Understanding beneficiary designations for your RRSP, RRIF, or TFSA
Written by Preet Banerjee

Monday, January 4th, 2016

The older we get, the less invincible we think we are. Unfortunately, just like taxes, death is a certainty. And you'll certainly want to name your beneficiaries properly in order to prevent headaches and tax troubles for them.

If you opened an RRSP (called RSP at Tangerine) when you were young and single, you may have named one of your parents or siblings as the beneficiary. You probably didn't put much thought into it. But if you enter marriage or a common-law relationship, you'll want to make sure those designations are up-to-date. (Note for residents of Quebec: beneficiary designations need to be made in your will or marriage contract for most plans. Designations made in the contract with your financial institution are not recognized in the province of Quebec.)

Here's why. If the person you designate is not a "qualified beneficiary," then when you die, the value of your RRSP or RRIF will be included as income on your final tax return. That means it'll get taxed like income from a regular job. And that can be a significant tax hit. Depending on how large your RRSP is, this could mean tens of thousands or hundreds of thousands of dollars if you've been a diligent saver. Make no mistake, this is a big deal.

You can avoid this tax burden if you've listed what the Canada Revenue Agency (CRA) calls a qualified beneficiary. A qualified beneficiary will receive the funds from your RRSP or RRIF without the value being eroded by taxes first.

A qualified beneficiary is one of the following:

  • Spouse
  • Common-law partner (note that the CRA has rules for partnerships that can be designated common-law, such as time cohabiting)
  • Financially dependent child or grandchild under the age of 18
  • Financially dependent child or grandchild who is dependent because of a physical or mental infirmity (can be any age)

Registered Retirement Income Fund (RRIF)

Another consideration for RRIF (called RIF at Tangerine) plans is that you can name your spouse as the "Successor Annuitant." Doing so makes it possible for them to receive the existing RRIF payments that you were receiving before death. If you name your spouse as the beneficiary, but do not specifically designate them as the Successor Annuitant, you still skip the tax hit, but the investments inside the plan will be sold (which may be subject to sales fees) and the proceeds can be rolled over into the surviving spouse's RRSP or RRIF.

Tax-Free Savings Account (TFSA)

Generally, with a TFSA you can name a spouse or common-law partner as a "Successor Holder" in provinces or territories where TFSA beneficiary designations are recognized. Upon death, the account ownership is transferred to the Successor Holder. They can choose to maintain it as a separate TFSA from their own (if they have one), or they can consolidate it into their own TFSA, assuming they have the contribution room. Either way, generally speaking, the transfer maintains its tax exempt status.

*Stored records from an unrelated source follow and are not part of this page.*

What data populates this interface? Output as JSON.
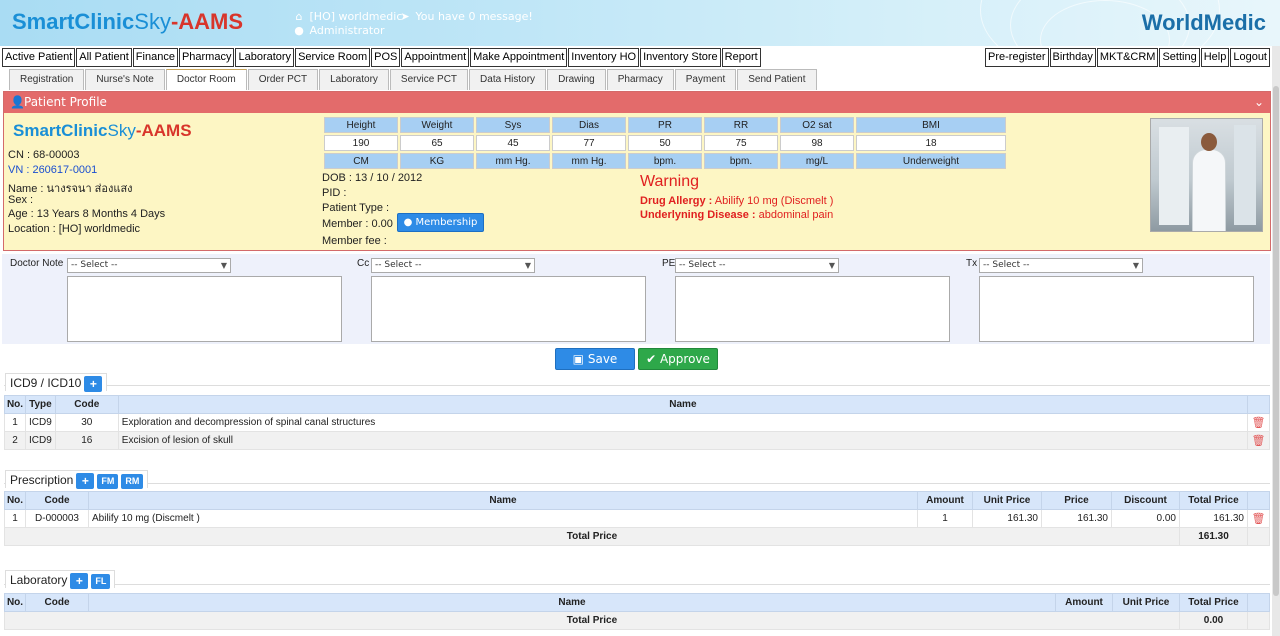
{
  "header": {
    "logo_a": "SmartClinic",
    "logo_b": "Sky",
    "logo_c": "-AAMS",
    "branch": "[HO] worldmedic",
    "user": "Administrator",
    "messages": "You have 0 message!",
    "brand": "WorldMedic",
    "bank_icon": "bank-icon",
    "message_icon": "paper-plane-icon",
    "user_icon": "user-icon"
  },
  "menu_left": [
    "Active Patient",
    "All Patient",
    "Finance",
    "Pharmacy",
    "Laboratory",
    "Service Room",
    "POS",
    "Appointment",
    "Make Appointment",
    "Inventory HO",
    "Inventory Store",
    "Report"
  ],
  "menu_right": [
    "Pre-register",
    "Birthday",
    "MKT&CRM",
    "Setting",
    "Help",
    "Logout"
  ],
  "tabs": [
    "Registration",
    "Nurse's Note",
    "Doctor Room",
    "Order PCT",
    "Laboratory",
    "Service PCT",
    "Data History",
    "Drawing",
    "Pharmacy",
    "Payment",
    "Send Patient"
  ],
  "active_tab": "Doctor Room",
  "profile": {
    "title": "Patient Profile",
    "cn": "CN : 68-00003",
    "vn": "VN : 260617-0001",
    "name": "Name : นางรจนา ส่องแสง",
    "sex": "Sex :",
    "age": "Age : 13 Years 8 Months 4 Days",
    "location": "Location : [HO] worldmedic",
    "dob": "DOB : 13 / 10 / 2012",
    "pid": "PID :",
    "patient_type": "Patient Type :",
    "member": "Member : 0.00",
    "membership_btn": "Membership",
    "member_fee": "Member fee :",
    "warning": "Warning",
    "drug_allergy_label": "Drug Allergy :",
    "drug_allergy": "Abilify 10 mg (Discmelt )",
    "disease_label": "Underlyning Disease :",
    "disease": "abdominal pain"
  },
  "vitals": {
    "headers": [
      "Height",
      "Weight",
      "Sys",
      "Dias",
      "PR",
      "RR",
      "O2 sat",
      "BMI"
    ],
    "values": [
      "190",
      "65",
      "45",
      "77",
      "50",
      "75",
      "98",
      "18"
    ],
    "units": [
      "CM",
      "KG",
      "mm Hg.",
      "mm Hg.",
      "bpm.",
      "bpm.",
      "mg/L",
      "Underweight"
    ]
  },
  "notes": {
    "labels": [
      "Doctor Note",
      "Cc",
      "PE",
      "Tx"
    ],
    "placeholder": "-- Select --"
  },
  "actions": {
    "save": "Save",
    "approve": "Approve"
  },
  "icd": {
    "title": "ICD9 / ICD10",
    "add": "+",
    "columns": [
      "No.",
      "Type",
      "Code",
      "Name"
    ],
    "rows": [
      {
        "no": "1",
        "type": "ICD9",
        "code": "30",
        "name": "Exploration and decompression of spinal canal structures"
      },
      {
        "no": "2",
        "type": "ICD9",
        "code": "16",
        "name": "Excision of lesion of skull"
      }
    ]
  },
  "prescription": {
    "title": "Prescription",
    "add": "+",
    "fm": "FM",
    "rm": "RM",
    "columns": [
      "No.",
      "Code",
      "Name",
      "Amount",
      "Unit Price",
      "Price",
      "Discount",
      "Total Price"
    ],
    "rows": [
      {
        "no": "1",
        "code": "D-000003",
        "name": "Abilify 10 mg (Discmelt )",
        "amount": "1",
        "unit_price": "161.30",
        "price": "161.30",
        "discount": "0.00",
        "total": "161.30"
      }
    ],
    "total_label": "Total Price",
    "total": "161.30"
  },
  "laboratory": {
    "title": "Laboratory",
    "add": "+",
    "fl": "FL",
    "columns": [
      "No.",
      "Code",
      "Name",
      "Amount",
      "Unit Price",
      "Total Price"
    ],
    "total_label": "Total Price",
    "total": "0.00"
  }
}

Since only a spouse or a common-law partner is allowed to be designated as a Successor Holder, anyone else can be listed as a designated beneficiary instead. This could include an ex-spouse, ex-common-law partner, children, or others. Although other rules apply, generally speaking, designated beneficiaries can choose to contribute the proceeds into their own TFSA if they have contribution room available.

If you don't name either a Successor Holder or designated beneficiary, all amounts in your TFSA form part of your estate, which means they could be subject to probate costs or estate tax before being disbursed.

Take Home Message

Since few of us know when we're going to die, it's important to review beneficiary designations every few years, or anytime there's a change in your household. When in doubt, seek the advice of a lawyer who can help you with your estate plans.